Na de terugtocht uit de vesting Luik moet zijn eenheid stelling nemen in de buurt van Aarschot. Overwegen en steenwegen worden versperd met ‘geleende’ prikkeldraad uit de omliggende weiden. In de ochtend van 19 augustus 1914 kan zijn eenheid een eerste aanval afslaan. De Duitsers zetten echter de grote middelen in. De Belgische eenheden krijgen het bevel zich terug te trekken richting Mechelen. Dat bevel bereikt echter nooit zijn compagnie en zij raken totaal geïsoleerd. Zij blijven echter moedig weerstand bieden en talrijke Duitsers vallen onder hun gericht vuur. De overmacht is echter te groot en slechts enkelen, waaronder John van Tongerloo weten te ontsnappen.

Van 9 tot 13 september onderscheidt het 9de Linie zich te Haacht. Het verdedigt vervolgens de Nete. Na de val van Antwerpen trekt het regiment naar de IJzer. Daar leveren ze moedig strijd in Lombardsijde en Sint-Joris. Volgens zijn commandant en strijdmakkers verdween John tijdens de gevechten te Noord Vaart (tussen Ramskapelle en de brug van Ketersdamme) op 26 oktober 1914 om 6 u. ’s morgens. Ze kunnen niet zeggen of hij gewond of gesneuveld is. Het valt op dat zijn vader blijft aannemen dat John op deze datum sneuvelde. Het leger gaat er echter van uit dat hij op 8 november 1914 sneuvelde. Hij zou in Veurne begraven zijn op 8 november 1914.     

Op 9 december 1920 bevestigt het Vredegerecht des Kantons Hoogstraten dat Augustinus van Tongerloo de enige erfgenaam is van Willem Frans Van Tongerloo ‘voor het geheel’.

Zijn vader vraagt op 12 december 1920 via V.O.S. Meerle de strijdersbegiftiging aan, hij heeft reeds 300 frank familiebegiftiging ontvangen.
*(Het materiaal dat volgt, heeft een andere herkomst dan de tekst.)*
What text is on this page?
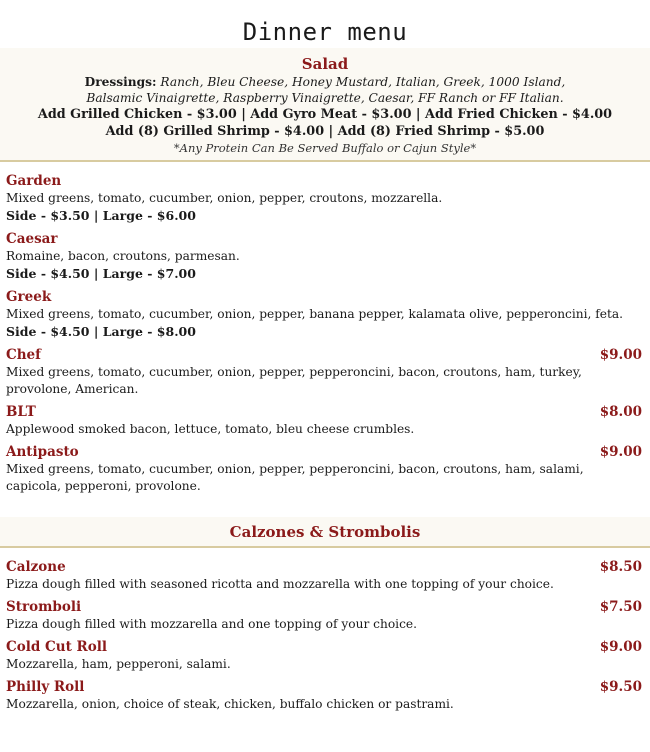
Dinner menu
Salad
Dressings: Ranch, Bleu Cheese, Honey Mustard, Italian, Greek, 1000 Island,
Balsamic Vinaigrette, Raspberry Vinaigrette, Caesar, FF Ranch or FF Italian.
Add Grilled Chicken - $3.00 | Add Gyro Meat - $3.00 | Add Fried Chicken - $4.00
Add (8) Grilled Shrimp - $4.00 | Add (8) Fried Shrimp - $5.00
*Any Protein Can Be Served Buffalo or Cajun Style*
Garden
Mixed greens, tomato, cucumber, onion, pepper, croutons, mozzarella.
Side - $3.50 | Large - $6.00
Caesar
Romaine, bacon, croutons, parmesan.
Side - $4.50 | Large - $7.00
Greek
Mixed greens, tomato, cucumber, onion, pepper, banana pepper, kalamata olive, pepperoncini, feta.
Side - $4.50 | Large - $8.00
Chef	$9.00
Mixed greens, tomato, cucumber, onion, pepper, pepperoncini, bacon, croutons, ham, turkey, provolone, American.
BLT	$8.00
Applewood smoked bacon, lettuce, tomato, bleu cheese crumbles.
Antipasto	$9.00
Mixed greens, tomato, cucumber, onion, pepper, pepperoncini, bacon, croutons, ham, salami, capicola, pepperoni, provolone.
Calzones & Strombolis
Calzone	$8.50
Pizza dough filled with seasoned ricotta and mozzarella with one topping of your choice.
Stromboli	$7.50
Pizza dough filled with mozzarella and one topping of your choice.
Cold Cut Roll	$9.00
Mozzarella, ham, pepperoni, salami.
Philly Roll	$9.50
Mozzarella, onion, choice of steak, chicken, buffalo chicken or pastrami.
John Van Tongerloo deed frontdienst van 1 augustus 1914 tot 08-11-1914 = 3 maanden en 8 dagen: hij heeft dus geen recht op frontstrepen (de 1ste krijg je na één jaar frontdienst). Wat de strijdersbegiftiging betreft, heeft hij voor 4 maanden in frontdienst recht op 4 x 75 frank = 300 frank verminderd met de familiebegiftiging van 300 frank, dat is dus 0 frank.

Op 20 januari 1921 wordt het lijk gevonden van een onbekende soldaat van het 9de Linieregiment met op het lichaam het stamnummer 57966. Zijn stoffelijke resten worden op 7 april 1921 herbegraven op de gemeentelijke begraafplaats van Ramskapelle en op 29 november 1923 nog eens ontgraven en herbegraven op de militaire begraafplaats van Ramskapelle (graf nr 473).

Op 17 november 1923 heeft de rechtbank van Veurne  uitgesproken dat hij overleden is op 8 november 1914. Dit vonnis wordt doorgestuurd naar de gemeente Brussel om in te schrijven in de registers van de Burgerlijke stand. 

Hij ontvangt postuum de onderscheidingen van ‘Ridder in de orde van Leopold II met palm’ (15-10-1921), ‘Oorlogskruis’ (15-10-1921) en de ‘Medaille van de IJzer’ (09-03-1923).

Zijn naam staat op het oorlogsmonument te Meerle.  

 

Zijn foto staat ook op de herinneringsprent die in Meerle werd gemaakt met ‘Meerle’s Zonen gesneuveld voor Vrijheid Vorst en Vaderland’. Hij staat op de bovenste rij helemaal links.